The Mexican economy continues to grow modestly, having been below the long-term growth rate average of around 2.6% since 2013. Falling oil prices have affected mainly the trade balance and the oil-dependent part of fiscal revenues, but they do not imply a deep crisis like in other commodity-dependent Latin American countries.
The government has hedged most of its oil-related revenues and has announced spending cuts to keep the fiscal deficit in check. A fiscal reform launched in 2013 is expected to reduce the dependence on oil as a source of fiscal revenue.
Mexico's close ties to the US, strong fundamentals and the lion's share of exports - about 80% - being driven by manufacturing, set the stage for growth despite China worries and low commodity prices.
The second quarter saw a slight pick-up in growth of 2.2% y/y, but weaker-than-expected growth in the US and decreasing oil production continue to hold industrial production down. Domestic demand should start to pick up in 2016, as declining unemployment, firm job creation, solid remittance growth, low inflation and steady credit growth create a favourable basis for private consumption. However, confidence is weak and remains a major obstacle to a take-off in domestic demand.
Improving public security and strengthening institutions will thus be important to sustain investment, increase competitiveness and ensure long-term growth.

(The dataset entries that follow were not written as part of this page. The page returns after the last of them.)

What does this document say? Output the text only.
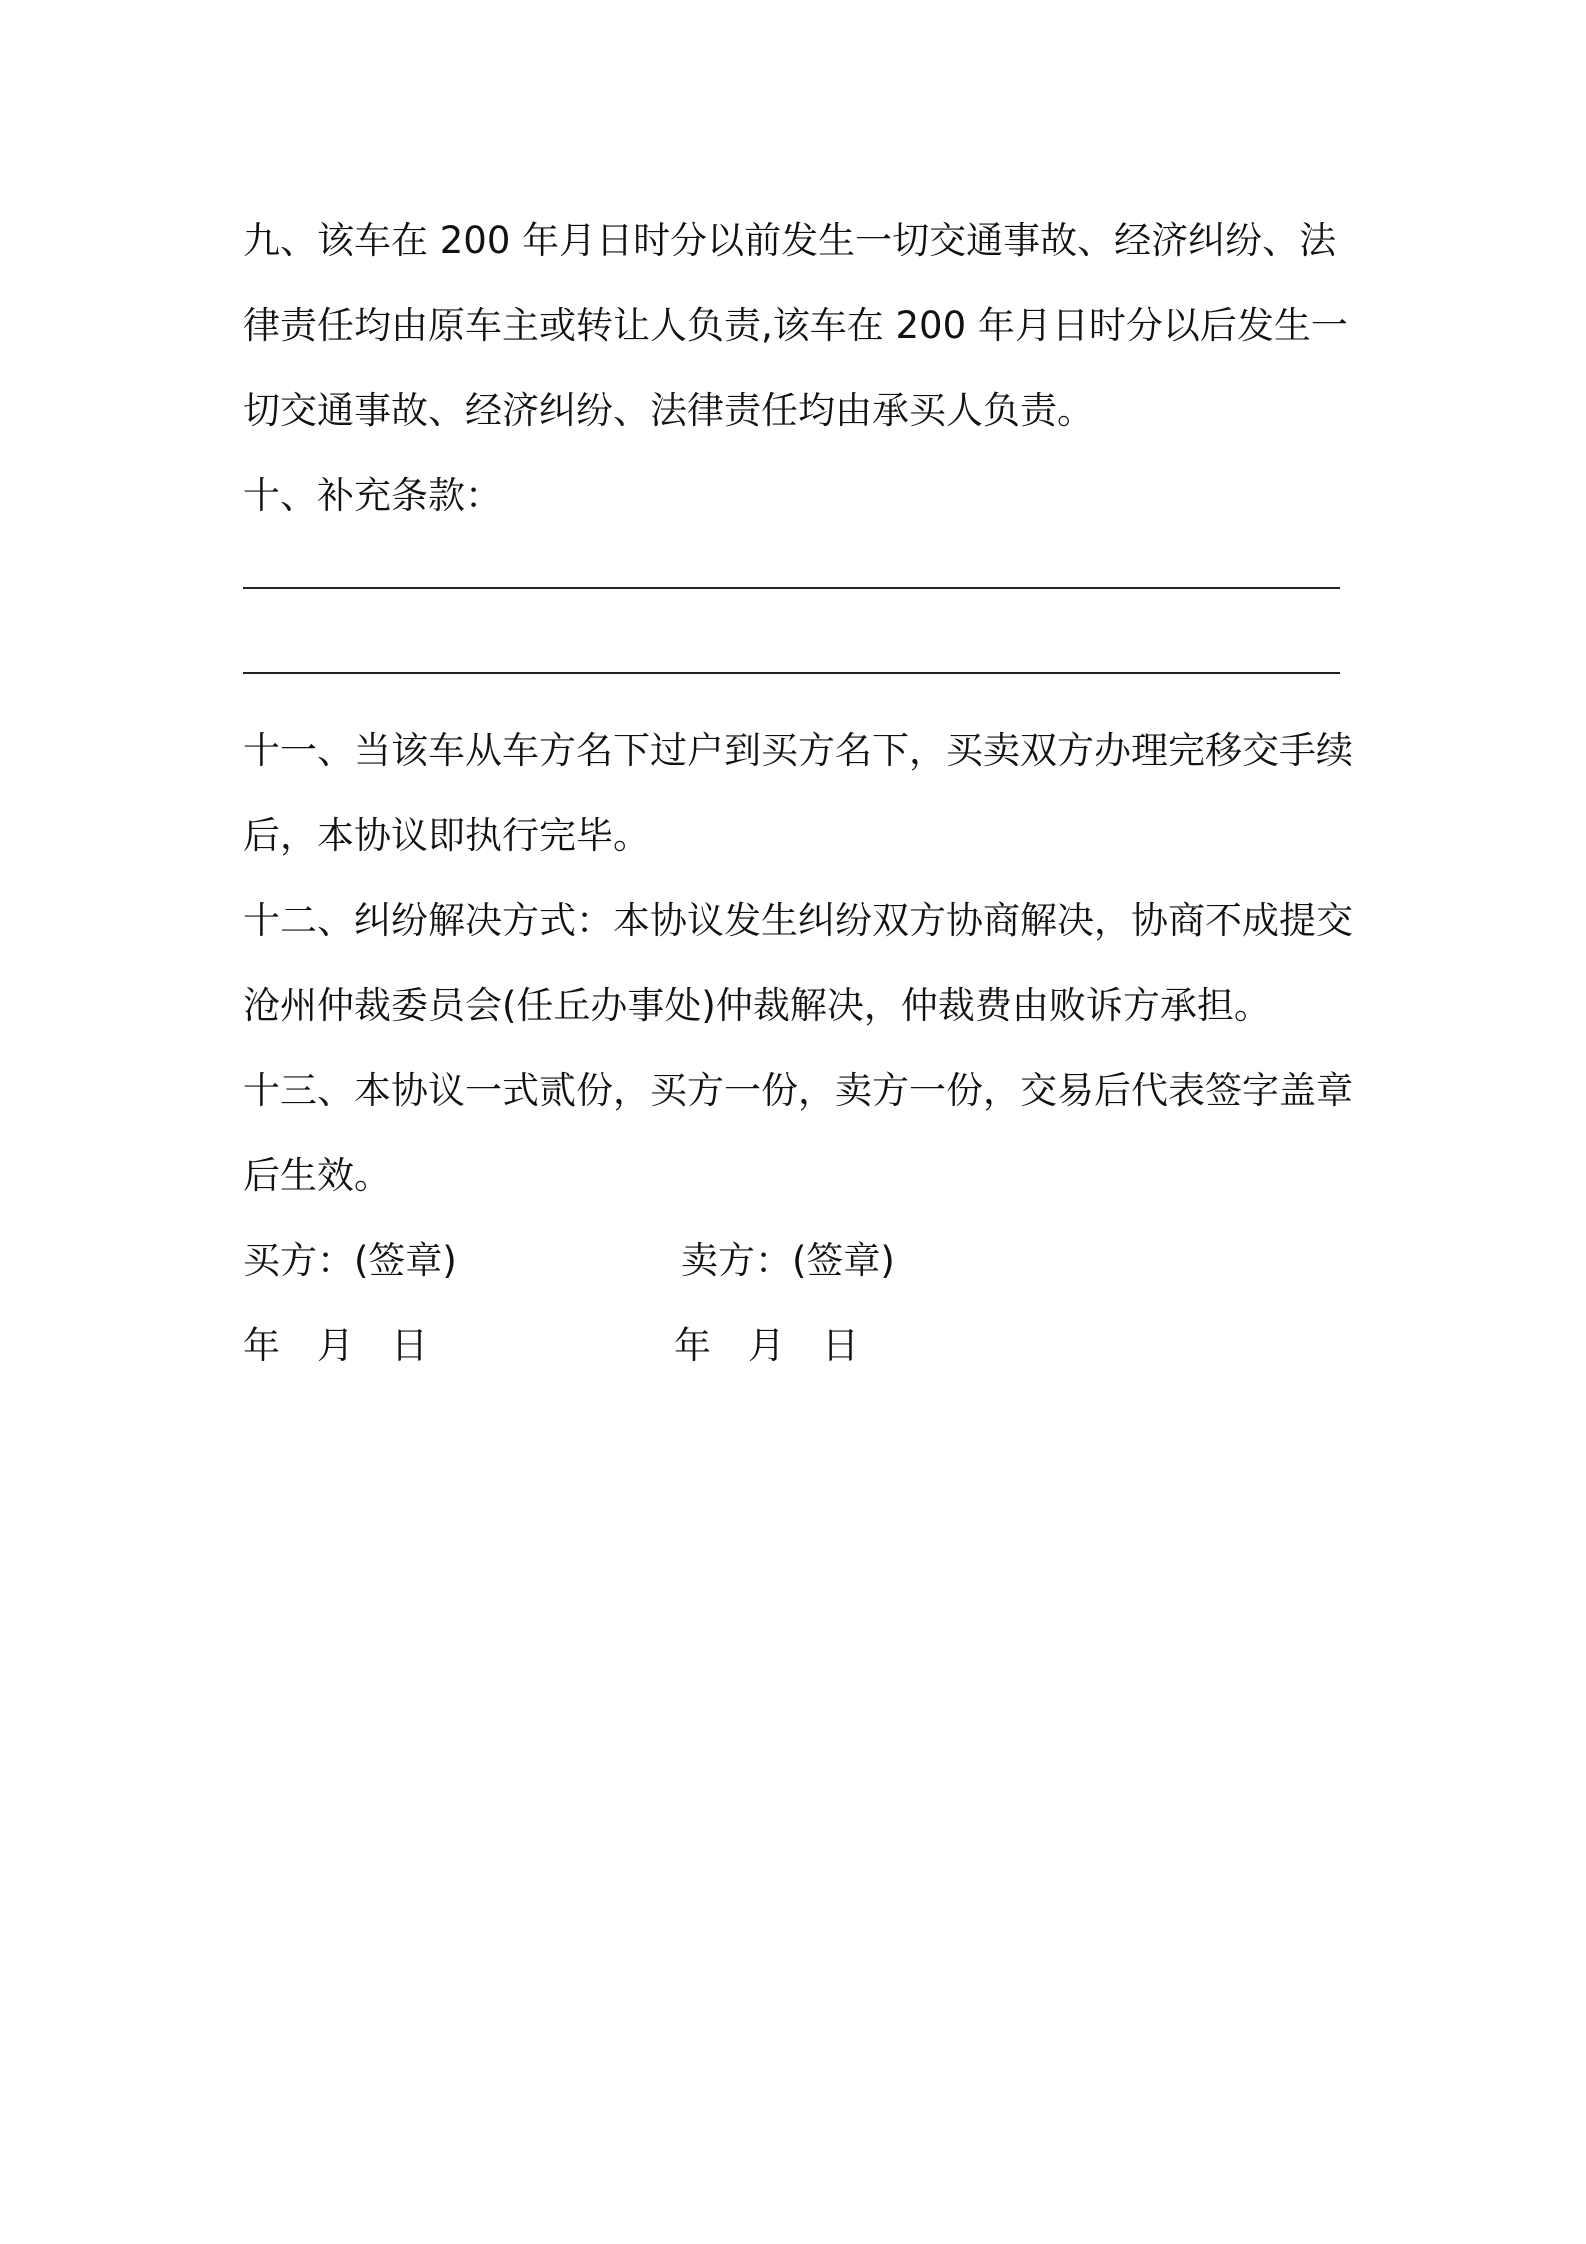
九、该车在 200 年月日时分以前发生一切交通事故、经济纠纷、法律责任均由原车主或转让人负责,该车在 200 年月日时分以后发生一切交通事故、经济纠纷、法律责任均由承买人负责。

十、补充条款：

十一、当该车从车方名下过户到买方名下，买卖双方办理完移交手续后，本协议即执行完毕。

十二、纠纷解决方式：本协议发生纠纷双方协商解决，协商不成提交沧州仲裁委员会(任丘办事处)仲裁解决，仲裁费由败诉方承担。

十三、本协议一式贰份，买方一份，卖方一份，交易后代表签字盖章后生效。

买方：(签章)	卖方：(签章)
年　月　日	年　月　日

"We expect growth of around 2.5% in 2015 and 2016, up to 3.0% in 2017, as the benefits from the reforms start to materialise. A weaker MXN, a pick-up in US economic activity and progress in domestic demand will be the drivers. Downside risks to growth stem from weaker-than-expected US industrial production, an additional drop in oil prices and a failure of confidence indicators to pick up", says Nordea Bank.